A March 2021 study from IRS researchers and academics found that the top 1% of Americans fail to report about a quarter of their income to the IRS, but currently the majority of audits target lower-earning taxpayers. The Congressional Budget Office found that the beefed-up enforcement measure is projected to raise $204 billion over the next decade.

The IRS will also get $4.8 billion for business systems modernizations, which could be put towards taxpayer account information systems dating back to the 1960s. Those aging systems aren't able to "talk" to a lot of other systems, according to Olson, which means that the IRS could be missing "really important" information when selecting a case for an audit.

But even with that funding, there are still unknowns. For instance, the IRS's exact plans for how it means to address taxpayers' services are still unclear. The bill continues a stipulation that the agency will look into the viability of an e-file service. Olson stressed the importance of the IRS getting more creative in how it views compliance, and having proper oversight for how it spends that money.

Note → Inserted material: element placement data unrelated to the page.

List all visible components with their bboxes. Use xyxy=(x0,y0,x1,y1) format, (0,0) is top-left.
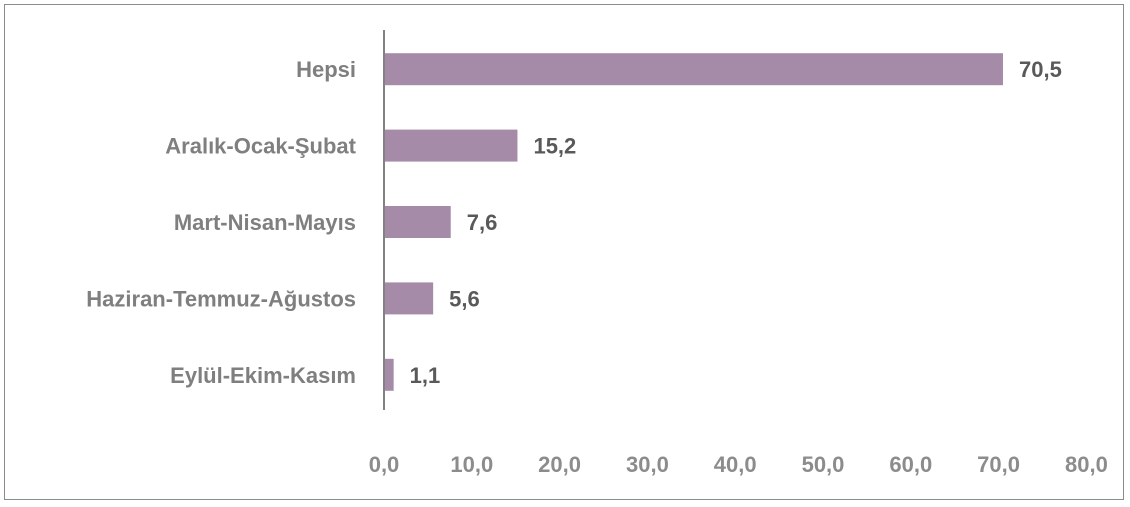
x-tick-label: 0,0 xyxy=(369,452,400,477)
category-label: Aralık-Ocak-Şubat xyxy=(165,134,356,159)
x-tick-label: 20,0 xyxy=(538,452,581,477)
value-labels: 70,5 15,2 7,6 5,6 1,1 xyxy=(410,57,1062,388)
value-label: 70,5 xyxy=(1019,57,1062,82)
x-tick-label: 80,0 xyxy=(1065,452,1108,477)
value-label: 5,6 xyxy=(449,286,480,311)
x-tick-label: 10,0 xyxy=(450,452,493,477)
category-label: Hepsi xyxy=(296,57,356,82)
x-tick-label: 40,0 xyxy=(714,452,757,477)
x-tick-label: 70,0 xyxy=(977,452,1020,477)
bar-3 xyxy=(385,282,434,315)
bar-0 xyxy=(385,53,1003,86)
value-label: 15,2 xyxy=(533,134,576,159)
chart-frame xyxy=(4,4,1124,500)
category-labels: Hepsi Aralık-Ocak-Şubat Mart-Nisan-Mayıs Ha… xyxy=(86,57,356,388)
bars-group xyxy=(385,53,1003,391)
x-tick-label: 60,0 xyxy=(889,452,932,477)
x-tick-label: 30,0 xyxy=(626,452,669,477)
category-label: Mart-Nisan-Mayıs xyxy=(174,210,356,235)
category-label: Eylül-Ekim-Kasım xyxy=(170,363,356,388)
x-tick-label: 50,0 xyxy=(802,452,845,477)
bar-1 xyxy=(385,129,518,162)
bar-2 xyxy=(385,206,451,238)
value-label: 1,1 xyxy=(410,363,441,388)
value-label: 7,6 xyxy=(467,210,498,235)
x-tick-labels: 0,0 10,0 20,0 30,0 40,0 50,0 60,0 70,0 80,0 xyxy=(369,452,1108,477)
bar-4 xyxy=(385,358,394,391)
category-label: Haziran-Temmuz-Ağustos xyxy=(86,286,356,311)
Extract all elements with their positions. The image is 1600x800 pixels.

The funding is already under fire from Republicans, who have falsely claimed that the Biden administration is implementing a plan to hire 87,000 new IRS agents and come after a variety of tax filers, which they've linked to the FBI raid of former President Donald Trump's home in Mar-a-Lago.

"These resources are absolutely not about increasing audit scrutiny on small businesses or middle-income Americans," Rettig wrote in a letter to the Senate.